Event summary combining transcript, slides, and related documents.

Logotype for Heritage Financial Corporation

Proxy filing summary

20 Mar, 2026

Executive summary

  • The 2026 annual meeting will be held virtually on May 7, 2026, with shareholders voting on director elections, executive compensation, and auditor ratification.

  • Eleven directors are nominated for one-year terms, with ten being independent and a diverse mix of gender, ethnicity, and expertise.

  • 2025 saw improved profitability, net interest margin expansion, and a 4.1% increase in deposits, despite a slight decrease in total assets and pre-tax losses from balance sheet restructuring.

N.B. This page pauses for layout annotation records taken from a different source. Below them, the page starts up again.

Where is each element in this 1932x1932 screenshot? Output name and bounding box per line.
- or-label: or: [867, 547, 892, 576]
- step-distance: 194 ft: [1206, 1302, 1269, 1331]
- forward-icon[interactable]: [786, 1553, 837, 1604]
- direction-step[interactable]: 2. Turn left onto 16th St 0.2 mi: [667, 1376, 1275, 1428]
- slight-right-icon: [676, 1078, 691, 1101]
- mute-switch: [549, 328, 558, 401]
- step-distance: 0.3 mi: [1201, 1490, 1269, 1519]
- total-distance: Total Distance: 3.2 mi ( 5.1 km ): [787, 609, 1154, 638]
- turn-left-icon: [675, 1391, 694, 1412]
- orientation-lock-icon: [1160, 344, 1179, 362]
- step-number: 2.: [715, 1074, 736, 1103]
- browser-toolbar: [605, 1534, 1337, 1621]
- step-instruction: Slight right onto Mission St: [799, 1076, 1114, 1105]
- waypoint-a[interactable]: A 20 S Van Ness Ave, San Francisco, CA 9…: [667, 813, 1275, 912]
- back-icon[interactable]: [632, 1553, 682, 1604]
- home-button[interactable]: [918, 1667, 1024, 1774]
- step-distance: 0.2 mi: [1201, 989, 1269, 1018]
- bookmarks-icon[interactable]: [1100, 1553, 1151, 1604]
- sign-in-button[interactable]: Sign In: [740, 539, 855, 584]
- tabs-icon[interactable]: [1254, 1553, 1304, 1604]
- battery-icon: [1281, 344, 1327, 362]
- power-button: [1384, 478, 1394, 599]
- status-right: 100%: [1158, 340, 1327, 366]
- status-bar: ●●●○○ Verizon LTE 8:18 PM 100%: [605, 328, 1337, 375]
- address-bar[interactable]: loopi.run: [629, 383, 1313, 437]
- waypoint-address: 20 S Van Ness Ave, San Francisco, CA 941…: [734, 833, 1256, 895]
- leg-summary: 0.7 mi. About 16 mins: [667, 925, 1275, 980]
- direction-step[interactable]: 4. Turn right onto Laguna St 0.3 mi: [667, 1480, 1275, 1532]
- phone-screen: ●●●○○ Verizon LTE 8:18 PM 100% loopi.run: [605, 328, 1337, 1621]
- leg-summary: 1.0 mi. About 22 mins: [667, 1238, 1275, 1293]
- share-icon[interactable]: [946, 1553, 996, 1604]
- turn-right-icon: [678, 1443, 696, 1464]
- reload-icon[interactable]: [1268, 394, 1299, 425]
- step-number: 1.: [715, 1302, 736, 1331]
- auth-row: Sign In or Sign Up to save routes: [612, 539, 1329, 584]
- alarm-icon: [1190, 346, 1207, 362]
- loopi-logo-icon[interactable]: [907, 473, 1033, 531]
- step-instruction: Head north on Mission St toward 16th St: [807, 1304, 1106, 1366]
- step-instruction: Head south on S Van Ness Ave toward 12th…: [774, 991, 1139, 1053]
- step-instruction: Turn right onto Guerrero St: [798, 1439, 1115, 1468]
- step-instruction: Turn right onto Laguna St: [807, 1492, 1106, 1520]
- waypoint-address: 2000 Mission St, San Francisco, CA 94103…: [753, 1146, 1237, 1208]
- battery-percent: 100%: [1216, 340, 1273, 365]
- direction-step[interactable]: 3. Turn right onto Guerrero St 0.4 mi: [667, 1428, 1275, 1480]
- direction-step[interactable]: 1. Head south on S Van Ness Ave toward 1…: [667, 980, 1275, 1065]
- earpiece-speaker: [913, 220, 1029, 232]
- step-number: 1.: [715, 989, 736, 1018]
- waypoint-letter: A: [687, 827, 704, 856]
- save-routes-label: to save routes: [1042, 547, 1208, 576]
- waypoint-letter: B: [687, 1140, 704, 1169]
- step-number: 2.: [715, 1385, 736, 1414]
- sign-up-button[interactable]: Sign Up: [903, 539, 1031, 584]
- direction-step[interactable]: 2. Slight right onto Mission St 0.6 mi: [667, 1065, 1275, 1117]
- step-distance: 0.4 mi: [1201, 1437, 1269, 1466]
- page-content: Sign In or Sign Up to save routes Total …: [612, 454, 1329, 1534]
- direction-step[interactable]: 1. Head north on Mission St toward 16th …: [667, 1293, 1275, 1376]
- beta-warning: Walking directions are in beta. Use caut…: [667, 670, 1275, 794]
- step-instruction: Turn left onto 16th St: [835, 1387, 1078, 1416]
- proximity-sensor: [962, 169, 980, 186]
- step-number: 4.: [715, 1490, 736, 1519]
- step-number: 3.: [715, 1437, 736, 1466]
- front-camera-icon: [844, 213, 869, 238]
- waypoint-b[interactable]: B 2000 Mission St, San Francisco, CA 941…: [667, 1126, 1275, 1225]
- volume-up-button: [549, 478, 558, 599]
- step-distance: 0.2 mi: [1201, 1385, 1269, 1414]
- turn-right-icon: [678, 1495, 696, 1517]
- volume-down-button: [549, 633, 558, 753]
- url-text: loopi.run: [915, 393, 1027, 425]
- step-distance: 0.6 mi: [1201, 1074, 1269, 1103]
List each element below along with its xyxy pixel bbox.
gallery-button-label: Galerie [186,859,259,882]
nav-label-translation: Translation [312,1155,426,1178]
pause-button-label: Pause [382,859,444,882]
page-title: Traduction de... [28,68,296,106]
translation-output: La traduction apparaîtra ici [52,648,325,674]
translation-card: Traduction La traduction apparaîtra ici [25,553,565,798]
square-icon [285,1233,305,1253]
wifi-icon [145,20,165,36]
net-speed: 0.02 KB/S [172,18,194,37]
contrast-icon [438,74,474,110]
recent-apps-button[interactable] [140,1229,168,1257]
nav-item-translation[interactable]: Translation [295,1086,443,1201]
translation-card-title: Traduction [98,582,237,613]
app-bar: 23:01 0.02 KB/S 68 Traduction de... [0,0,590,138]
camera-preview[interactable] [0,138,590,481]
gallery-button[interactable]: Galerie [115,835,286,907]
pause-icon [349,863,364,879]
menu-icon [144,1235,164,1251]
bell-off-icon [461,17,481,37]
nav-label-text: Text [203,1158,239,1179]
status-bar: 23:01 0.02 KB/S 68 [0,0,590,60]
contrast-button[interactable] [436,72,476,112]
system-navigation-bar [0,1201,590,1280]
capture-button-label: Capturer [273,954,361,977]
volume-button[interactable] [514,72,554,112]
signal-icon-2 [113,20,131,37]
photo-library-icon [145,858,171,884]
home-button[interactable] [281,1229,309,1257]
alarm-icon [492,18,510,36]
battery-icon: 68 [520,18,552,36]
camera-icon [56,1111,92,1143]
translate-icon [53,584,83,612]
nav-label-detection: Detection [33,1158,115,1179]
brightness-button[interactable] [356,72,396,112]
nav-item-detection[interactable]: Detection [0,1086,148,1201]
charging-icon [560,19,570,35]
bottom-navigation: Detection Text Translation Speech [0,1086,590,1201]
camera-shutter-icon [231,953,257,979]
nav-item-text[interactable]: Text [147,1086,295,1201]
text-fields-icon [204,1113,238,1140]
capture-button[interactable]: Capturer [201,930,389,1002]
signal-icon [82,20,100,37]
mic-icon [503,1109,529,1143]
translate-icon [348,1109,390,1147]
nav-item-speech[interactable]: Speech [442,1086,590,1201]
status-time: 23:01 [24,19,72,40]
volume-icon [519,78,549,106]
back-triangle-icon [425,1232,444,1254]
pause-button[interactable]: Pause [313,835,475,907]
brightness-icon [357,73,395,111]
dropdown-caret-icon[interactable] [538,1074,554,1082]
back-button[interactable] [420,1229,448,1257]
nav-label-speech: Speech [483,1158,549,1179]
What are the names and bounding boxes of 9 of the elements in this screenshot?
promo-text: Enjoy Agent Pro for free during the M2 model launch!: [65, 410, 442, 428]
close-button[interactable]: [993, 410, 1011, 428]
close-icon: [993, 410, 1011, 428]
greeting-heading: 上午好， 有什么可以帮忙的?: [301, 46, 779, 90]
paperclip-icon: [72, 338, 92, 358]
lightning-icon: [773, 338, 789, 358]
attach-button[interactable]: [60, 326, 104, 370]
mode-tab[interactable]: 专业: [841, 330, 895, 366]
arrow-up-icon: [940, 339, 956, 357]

  • The merger with Olympic Bancorp was completed in January 2026, incurring $1.0 million in pre-tax merger costs in 2025.

Voting matters and shareholder proposals

  • Shareholders will vote on: (1) election of eleven directors, (2) advisory approval of executive compensation, and (3) ratification of Crowe LLP as independent auditor for 2026.

  • Board recommends voting FOR all proposals.

  • Shareholder proposals for the 2027 meeting must be submitted by November 20, 2026.

Board of directors and corporate governance

  • Board consists of 11 members, 91% independent, with four women and two ethnically diverse directors.

  • Committees include Audit and Finance, Compensation, Corporate Governance and Nominating, and Risk and Technology, all with independent chairs.

  • Board and committee performance is evaluated annually, with a focus on diversity, succession planning, and shareholder engagement.

  • Directors must own stock equal to three times their annual cash retainer; CEO must own three times base salary.